I am sensitive to two criticisms on this point. One is that expecting the laity to know Latin is elitist or somehow creates an inequality between those who can and cannot understand it. As to this alleged elitism, I don’t hear it as often as I used to, but I recall Catholics of a certain persuasion liked to proclaim that today’s Catholics represented “the most educated laity in history.” This being the case, surely it would not be “elitist” to expect Catholics to know a few Latin prayers, like the Pater Noster or the Ave Maria? (Though American Catholics tend to share their fellow citizens’ lack of proficiency or even interest with foreign languages, which might make this more difficult.)

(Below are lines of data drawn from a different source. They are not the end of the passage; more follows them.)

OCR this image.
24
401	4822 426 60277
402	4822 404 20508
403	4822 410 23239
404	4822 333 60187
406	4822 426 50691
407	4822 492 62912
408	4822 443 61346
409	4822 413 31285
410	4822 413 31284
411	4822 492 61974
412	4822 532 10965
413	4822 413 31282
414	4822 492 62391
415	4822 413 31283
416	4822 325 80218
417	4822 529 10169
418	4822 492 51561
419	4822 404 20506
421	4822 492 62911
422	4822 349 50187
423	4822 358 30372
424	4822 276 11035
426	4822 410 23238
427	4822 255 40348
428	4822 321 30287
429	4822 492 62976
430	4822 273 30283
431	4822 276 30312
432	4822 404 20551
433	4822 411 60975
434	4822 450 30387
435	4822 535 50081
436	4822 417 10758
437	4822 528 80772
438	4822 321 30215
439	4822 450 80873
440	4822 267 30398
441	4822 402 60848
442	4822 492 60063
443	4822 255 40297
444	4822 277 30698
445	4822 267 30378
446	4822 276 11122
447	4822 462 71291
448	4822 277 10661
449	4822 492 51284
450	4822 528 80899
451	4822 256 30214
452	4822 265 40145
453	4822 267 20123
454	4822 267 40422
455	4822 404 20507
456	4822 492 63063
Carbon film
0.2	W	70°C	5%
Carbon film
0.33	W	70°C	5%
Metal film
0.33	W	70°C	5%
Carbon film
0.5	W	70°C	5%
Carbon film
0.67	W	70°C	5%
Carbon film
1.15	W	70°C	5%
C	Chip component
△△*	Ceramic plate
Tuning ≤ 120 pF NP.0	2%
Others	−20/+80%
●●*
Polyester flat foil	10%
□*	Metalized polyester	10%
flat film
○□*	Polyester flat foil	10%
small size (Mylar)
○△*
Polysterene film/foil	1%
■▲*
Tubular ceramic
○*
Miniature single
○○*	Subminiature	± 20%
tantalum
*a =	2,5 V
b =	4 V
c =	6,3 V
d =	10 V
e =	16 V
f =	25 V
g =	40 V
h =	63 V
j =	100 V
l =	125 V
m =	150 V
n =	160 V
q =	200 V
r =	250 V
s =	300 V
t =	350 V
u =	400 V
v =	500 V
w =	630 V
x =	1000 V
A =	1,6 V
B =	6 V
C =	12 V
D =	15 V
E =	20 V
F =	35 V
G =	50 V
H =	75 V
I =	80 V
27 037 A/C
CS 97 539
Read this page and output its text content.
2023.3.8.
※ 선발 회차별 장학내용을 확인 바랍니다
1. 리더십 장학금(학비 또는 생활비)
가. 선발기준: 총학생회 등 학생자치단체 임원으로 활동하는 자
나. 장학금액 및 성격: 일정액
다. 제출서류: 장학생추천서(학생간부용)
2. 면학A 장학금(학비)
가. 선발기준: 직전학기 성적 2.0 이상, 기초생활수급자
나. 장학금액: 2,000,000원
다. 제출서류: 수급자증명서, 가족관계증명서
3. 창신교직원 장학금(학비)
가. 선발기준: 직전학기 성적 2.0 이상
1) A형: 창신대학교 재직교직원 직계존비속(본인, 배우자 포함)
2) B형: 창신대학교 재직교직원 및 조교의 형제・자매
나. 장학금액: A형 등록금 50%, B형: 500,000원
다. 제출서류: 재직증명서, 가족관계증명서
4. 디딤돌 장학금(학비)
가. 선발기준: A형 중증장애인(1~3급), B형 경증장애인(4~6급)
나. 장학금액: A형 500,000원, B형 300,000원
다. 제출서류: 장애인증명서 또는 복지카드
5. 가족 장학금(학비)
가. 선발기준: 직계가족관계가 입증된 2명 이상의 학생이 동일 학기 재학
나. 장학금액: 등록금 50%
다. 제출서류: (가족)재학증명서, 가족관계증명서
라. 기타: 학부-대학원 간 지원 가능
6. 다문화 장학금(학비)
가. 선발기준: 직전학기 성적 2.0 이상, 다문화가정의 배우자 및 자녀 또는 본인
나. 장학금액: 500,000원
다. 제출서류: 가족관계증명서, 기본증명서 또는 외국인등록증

Another criticism I take more seriously is that Christian worship should be rational; that one should understand what one is saying when one prays to God. It is true that the worship of God should not resemble a pagan mystery cult, but one can take this in the wrong direction, making of prayer and liturgy a mere matter of transmitting information.
Something like 60 percent of human communication is non-verbal, not to mention tone, inflection, and other “non-rational” sources of meaning besides the contents of language. And, of course, for the Mass, dual language missals and booklets have long been available, so one can follow what’s going on at a Mass in Latin if that is the objection. In any case, the liturgy is expressive of the greatest mystery in the universe, and who can expect to “understand” all of it in any language?